Extension de l’obligation de certification à certains logiciels de facturation

Le 30 décembre 2020, l’administration fiscale a publié une communication au sein du BOFIP (Bulletin Officiel des Finances Publiques) intitulée « Précisions doctrinales relatives à l’obligation d’utilisation de logiciels ou systèmes de caisse sécurisés prévue au 3° bis du I de l’article 286 du CGI ». Au sein de ce texte, elle indique que les logiciels de facturation qui sont dotés d’une fonctionnalité de caisse sont soumis à la même obligation que les caisses enregistreuses et les logiciels de caisse, à savoir le respect de 4 critères visant à assurer la sécurisation des transactions et éviter la fraude à la TVA.
Ces critères sont :

  • l’inaltérabilité des données
  • leur sécurisation
  • leur conservation
  • leur archivage.

Des aménagements sont toutefois prévus. La communication précise ainsi qu’une dispense de clôture peut être accordée dès lors que le professionnel est en mesure de fournir le total des règlements enregistrés en cas de contrôle par l’administration fiscale sur une période donnée.

Comment remplir l’obligation d’utiliser un logiciel de caisse ou de facturation (avec fonctionnalité d’encaissement) sécurisé ?
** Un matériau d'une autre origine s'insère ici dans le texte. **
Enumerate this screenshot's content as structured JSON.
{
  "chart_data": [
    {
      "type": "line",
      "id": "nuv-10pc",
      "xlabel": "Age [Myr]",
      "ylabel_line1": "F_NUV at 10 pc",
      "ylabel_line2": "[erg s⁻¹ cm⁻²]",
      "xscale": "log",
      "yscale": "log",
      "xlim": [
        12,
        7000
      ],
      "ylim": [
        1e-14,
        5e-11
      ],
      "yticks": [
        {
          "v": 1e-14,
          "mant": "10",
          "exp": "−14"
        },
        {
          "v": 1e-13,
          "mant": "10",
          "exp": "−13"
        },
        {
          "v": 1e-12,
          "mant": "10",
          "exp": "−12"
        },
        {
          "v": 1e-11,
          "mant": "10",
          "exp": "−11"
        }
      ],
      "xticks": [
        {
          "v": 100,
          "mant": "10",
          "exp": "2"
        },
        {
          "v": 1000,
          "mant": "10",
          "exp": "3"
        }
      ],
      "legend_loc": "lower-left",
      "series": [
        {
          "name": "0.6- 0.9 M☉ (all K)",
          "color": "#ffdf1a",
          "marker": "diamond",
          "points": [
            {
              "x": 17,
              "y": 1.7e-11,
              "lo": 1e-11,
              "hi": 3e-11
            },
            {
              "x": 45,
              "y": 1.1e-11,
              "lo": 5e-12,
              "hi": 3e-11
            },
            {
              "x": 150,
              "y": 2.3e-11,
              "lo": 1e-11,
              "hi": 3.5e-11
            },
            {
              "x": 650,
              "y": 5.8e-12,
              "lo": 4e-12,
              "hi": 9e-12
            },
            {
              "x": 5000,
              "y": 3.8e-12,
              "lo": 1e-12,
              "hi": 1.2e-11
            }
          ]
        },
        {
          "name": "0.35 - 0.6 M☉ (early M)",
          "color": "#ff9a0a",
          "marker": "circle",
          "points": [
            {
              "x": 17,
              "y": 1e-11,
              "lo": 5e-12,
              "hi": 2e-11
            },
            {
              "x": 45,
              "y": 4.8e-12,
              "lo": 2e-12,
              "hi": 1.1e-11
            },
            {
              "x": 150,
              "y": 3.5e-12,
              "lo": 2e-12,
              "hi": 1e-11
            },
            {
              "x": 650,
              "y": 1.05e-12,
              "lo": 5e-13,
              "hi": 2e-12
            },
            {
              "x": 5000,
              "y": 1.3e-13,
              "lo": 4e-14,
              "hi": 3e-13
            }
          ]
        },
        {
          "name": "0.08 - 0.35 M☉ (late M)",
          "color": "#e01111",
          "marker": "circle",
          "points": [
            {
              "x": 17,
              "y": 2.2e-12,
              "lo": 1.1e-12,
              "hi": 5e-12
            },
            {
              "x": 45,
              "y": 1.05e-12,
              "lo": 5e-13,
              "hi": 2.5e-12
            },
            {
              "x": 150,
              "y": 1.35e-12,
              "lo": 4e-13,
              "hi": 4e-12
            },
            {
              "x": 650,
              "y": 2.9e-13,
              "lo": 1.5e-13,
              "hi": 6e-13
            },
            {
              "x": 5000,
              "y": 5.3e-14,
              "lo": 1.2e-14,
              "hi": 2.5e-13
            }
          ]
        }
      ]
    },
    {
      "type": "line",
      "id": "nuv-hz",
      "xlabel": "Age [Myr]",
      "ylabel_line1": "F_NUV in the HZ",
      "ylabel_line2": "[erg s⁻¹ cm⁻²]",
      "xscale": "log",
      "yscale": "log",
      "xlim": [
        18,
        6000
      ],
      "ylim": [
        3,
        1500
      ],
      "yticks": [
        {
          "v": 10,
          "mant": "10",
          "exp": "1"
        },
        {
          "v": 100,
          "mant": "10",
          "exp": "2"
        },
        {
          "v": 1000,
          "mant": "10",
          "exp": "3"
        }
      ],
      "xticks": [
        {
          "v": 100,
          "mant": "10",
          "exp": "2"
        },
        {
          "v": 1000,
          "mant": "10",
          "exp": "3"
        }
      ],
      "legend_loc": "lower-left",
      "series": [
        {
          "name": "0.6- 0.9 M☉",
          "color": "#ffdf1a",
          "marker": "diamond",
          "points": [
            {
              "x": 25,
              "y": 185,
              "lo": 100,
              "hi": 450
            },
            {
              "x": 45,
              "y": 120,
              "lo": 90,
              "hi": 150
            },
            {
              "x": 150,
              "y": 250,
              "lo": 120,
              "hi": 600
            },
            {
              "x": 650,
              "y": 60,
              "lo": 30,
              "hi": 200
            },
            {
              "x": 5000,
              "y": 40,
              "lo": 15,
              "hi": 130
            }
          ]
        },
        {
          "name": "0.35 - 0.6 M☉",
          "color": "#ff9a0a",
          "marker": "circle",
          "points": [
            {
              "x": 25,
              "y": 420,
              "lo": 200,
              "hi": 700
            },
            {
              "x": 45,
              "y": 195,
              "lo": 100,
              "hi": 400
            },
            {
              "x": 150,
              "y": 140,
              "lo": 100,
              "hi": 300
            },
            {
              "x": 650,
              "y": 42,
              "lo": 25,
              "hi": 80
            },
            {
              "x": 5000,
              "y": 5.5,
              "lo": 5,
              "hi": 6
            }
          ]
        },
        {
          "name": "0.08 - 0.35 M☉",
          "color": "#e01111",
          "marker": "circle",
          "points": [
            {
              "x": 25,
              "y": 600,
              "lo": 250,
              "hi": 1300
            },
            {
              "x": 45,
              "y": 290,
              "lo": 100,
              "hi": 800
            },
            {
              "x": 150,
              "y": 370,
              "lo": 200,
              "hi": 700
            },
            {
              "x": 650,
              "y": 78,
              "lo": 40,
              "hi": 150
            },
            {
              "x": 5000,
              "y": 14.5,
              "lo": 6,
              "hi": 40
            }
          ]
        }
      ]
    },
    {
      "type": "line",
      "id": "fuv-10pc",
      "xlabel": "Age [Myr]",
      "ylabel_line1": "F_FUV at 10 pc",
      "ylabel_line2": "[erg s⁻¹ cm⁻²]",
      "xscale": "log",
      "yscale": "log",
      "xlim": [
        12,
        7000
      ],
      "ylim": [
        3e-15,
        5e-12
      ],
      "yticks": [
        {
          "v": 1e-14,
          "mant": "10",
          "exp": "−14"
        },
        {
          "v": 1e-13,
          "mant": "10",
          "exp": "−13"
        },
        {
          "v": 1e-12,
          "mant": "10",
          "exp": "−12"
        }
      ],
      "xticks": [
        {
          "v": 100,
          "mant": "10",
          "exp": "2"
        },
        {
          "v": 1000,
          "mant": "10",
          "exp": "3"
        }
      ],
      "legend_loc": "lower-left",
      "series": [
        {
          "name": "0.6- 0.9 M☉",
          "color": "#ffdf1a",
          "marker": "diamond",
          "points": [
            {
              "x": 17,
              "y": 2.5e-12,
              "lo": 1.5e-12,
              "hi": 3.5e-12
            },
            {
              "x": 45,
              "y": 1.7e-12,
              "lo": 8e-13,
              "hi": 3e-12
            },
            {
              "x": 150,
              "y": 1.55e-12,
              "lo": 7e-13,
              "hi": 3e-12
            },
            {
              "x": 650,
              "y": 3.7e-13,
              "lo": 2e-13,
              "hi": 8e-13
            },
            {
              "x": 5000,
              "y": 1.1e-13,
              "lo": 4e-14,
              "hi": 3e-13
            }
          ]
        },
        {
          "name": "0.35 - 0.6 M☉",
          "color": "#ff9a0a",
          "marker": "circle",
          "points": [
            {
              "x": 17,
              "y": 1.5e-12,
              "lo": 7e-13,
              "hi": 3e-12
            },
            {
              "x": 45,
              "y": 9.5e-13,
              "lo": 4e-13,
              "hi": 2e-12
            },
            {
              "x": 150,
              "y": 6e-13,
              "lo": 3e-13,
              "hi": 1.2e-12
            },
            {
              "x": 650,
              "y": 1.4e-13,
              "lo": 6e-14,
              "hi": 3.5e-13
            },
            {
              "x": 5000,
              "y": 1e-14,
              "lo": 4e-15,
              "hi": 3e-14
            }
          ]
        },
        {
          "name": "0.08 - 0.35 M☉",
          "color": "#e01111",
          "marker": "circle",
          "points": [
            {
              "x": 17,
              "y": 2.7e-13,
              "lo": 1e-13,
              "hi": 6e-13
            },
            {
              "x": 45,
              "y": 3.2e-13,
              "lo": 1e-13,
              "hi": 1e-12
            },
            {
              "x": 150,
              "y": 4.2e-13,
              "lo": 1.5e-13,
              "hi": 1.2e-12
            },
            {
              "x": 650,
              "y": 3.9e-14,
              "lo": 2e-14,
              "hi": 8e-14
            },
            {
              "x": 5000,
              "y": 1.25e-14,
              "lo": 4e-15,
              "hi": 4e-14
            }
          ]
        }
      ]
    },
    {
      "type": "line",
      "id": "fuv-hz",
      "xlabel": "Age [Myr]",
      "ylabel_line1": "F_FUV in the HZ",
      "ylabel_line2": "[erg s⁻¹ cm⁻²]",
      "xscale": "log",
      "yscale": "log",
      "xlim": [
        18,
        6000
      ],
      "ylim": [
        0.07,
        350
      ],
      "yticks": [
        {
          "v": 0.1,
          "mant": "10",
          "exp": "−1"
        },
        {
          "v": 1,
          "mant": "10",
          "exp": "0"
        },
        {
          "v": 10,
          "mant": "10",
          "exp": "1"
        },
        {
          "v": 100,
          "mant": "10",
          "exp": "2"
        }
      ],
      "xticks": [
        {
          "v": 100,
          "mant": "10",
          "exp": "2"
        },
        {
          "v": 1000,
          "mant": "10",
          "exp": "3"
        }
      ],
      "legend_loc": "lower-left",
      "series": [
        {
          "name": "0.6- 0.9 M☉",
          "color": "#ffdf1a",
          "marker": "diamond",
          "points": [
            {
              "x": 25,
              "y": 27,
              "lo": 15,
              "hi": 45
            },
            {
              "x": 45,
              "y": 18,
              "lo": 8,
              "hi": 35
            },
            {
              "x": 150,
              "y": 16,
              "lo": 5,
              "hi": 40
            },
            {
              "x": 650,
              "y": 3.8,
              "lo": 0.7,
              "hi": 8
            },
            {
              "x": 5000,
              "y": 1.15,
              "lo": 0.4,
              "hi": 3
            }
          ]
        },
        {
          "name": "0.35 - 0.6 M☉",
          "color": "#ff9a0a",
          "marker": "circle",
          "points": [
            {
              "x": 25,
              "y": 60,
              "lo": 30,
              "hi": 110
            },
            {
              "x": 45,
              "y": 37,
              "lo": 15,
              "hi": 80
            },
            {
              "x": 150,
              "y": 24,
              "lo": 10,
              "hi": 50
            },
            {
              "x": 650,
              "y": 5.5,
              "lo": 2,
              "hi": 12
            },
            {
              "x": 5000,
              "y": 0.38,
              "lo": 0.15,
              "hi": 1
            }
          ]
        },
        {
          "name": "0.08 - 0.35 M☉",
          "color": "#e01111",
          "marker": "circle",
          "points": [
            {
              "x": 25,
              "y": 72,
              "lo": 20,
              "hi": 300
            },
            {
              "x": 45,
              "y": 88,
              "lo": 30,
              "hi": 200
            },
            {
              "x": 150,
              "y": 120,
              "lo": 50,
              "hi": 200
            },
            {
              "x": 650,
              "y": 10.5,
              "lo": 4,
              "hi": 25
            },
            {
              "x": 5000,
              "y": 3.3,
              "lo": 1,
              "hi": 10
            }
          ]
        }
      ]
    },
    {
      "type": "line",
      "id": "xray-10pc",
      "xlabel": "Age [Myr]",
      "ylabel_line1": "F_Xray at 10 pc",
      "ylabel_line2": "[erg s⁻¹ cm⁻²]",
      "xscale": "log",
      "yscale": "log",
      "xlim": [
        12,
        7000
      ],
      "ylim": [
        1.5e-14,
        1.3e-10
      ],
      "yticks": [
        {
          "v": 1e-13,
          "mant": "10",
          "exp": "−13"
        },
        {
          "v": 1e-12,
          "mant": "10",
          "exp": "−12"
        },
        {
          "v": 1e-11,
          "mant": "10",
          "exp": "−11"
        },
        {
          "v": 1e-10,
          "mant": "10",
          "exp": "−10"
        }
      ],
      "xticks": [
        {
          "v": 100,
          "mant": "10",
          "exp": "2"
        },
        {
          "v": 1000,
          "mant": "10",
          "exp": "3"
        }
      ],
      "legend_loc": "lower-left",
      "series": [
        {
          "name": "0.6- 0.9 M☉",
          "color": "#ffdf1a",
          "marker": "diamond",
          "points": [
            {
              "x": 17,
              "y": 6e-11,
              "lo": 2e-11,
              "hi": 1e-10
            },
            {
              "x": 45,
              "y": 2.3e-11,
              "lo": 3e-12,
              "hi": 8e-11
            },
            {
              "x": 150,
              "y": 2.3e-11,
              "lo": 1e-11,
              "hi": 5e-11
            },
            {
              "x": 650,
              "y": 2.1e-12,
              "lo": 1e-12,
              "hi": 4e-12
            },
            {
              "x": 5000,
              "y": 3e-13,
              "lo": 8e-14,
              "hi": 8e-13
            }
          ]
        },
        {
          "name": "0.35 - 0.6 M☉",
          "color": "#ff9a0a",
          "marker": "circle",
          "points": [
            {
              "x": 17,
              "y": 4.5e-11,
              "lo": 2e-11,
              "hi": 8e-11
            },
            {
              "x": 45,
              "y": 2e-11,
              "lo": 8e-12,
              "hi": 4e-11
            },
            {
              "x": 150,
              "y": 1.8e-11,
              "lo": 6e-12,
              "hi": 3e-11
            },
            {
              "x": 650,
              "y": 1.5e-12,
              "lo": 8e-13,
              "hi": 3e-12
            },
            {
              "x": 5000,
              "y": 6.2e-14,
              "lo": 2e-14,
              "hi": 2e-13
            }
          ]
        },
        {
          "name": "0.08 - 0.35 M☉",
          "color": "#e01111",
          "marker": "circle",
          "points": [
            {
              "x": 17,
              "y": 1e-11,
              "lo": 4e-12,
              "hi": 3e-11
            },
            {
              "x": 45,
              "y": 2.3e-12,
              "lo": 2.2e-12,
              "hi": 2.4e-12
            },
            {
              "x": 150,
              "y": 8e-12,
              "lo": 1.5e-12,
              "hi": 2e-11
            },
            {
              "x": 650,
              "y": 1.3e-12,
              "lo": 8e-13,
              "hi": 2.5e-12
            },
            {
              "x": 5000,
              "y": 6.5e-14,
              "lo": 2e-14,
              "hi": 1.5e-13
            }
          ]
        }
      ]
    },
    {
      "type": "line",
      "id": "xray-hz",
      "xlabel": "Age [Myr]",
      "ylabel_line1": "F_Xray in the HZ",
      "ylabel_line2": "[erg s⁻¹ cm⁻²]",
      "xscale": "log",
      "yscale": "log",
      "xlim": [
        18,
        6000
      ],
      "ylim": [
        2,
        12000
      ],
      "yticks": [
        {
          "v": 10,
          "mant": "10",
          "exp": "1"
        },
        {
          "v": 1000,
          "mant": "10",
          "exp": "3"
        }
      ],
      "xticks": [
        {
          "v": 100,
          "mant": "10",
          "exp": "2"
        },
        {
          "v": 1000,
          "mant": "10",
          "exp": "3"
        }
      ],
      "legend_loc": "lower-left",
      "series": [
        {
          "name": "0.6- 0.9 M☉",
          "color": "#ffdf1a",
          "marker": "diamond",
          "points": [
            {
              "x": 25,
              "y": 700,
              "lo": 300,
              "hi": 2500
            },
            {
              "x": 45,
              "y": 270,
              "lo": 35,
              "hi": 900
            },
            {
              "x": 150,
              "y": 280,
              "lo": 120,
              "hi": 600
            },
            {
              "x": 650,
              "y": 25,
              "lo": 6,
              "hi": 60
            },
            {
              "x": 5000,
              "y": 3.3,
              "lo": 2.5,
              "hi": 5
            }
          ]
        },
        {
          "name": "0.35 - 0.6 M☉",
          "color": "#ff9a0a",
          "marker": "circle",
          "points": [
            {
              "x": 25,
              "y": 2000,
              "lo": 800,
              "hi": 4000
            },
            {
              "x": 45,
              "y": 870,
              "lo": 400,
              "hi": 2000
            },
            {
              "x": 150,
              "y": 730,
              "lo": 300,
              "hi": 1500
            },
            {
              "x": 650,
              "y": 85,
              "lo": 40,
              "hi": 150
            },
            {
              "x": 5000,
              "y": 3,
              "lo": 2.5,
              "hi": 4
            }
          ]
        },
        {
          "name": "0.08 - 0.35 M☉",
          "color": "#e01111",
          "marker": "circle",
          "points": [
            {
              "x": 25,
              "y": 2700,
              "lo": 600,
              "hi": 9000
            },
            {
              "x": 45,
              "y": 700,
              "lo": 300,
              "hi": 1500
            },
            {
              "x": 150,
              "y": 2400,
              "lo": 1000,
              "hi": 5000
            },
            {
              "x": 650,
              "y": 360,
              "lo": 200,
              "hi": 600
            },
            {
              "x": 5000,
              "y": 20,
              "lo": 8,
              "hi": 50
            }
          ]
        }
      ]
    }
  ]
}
Il convient d’opter pour un logiciel ou un équipement de caisse remplissant les normes de la certification NF 525. C’est le cas de toutes les caisses enregistreuses proposées par JDC. Il est également possible de choisir un logiciel livré avec une attestation de l’éditeur garantissant que le programme est sécurisé. Dans les faits, il est préférable d’opter pour un équipement avec une certification officielle.
Le non-respect de cette obligation sera découvert lors d’un contrôle fiscal. C’est un des points que l’agent en charge de la procédure devra vérifier. Si l’obligation n’est pas respectée, l’amende prévue est de 7 500 euros ainsi qu’une obligation de mise en conformité dans un délai de 60 jours. Une nouvelle amende de 7 500 euros pourra être prononcée si le professionnel ne s’est pas mis en conformité au bout de cette période.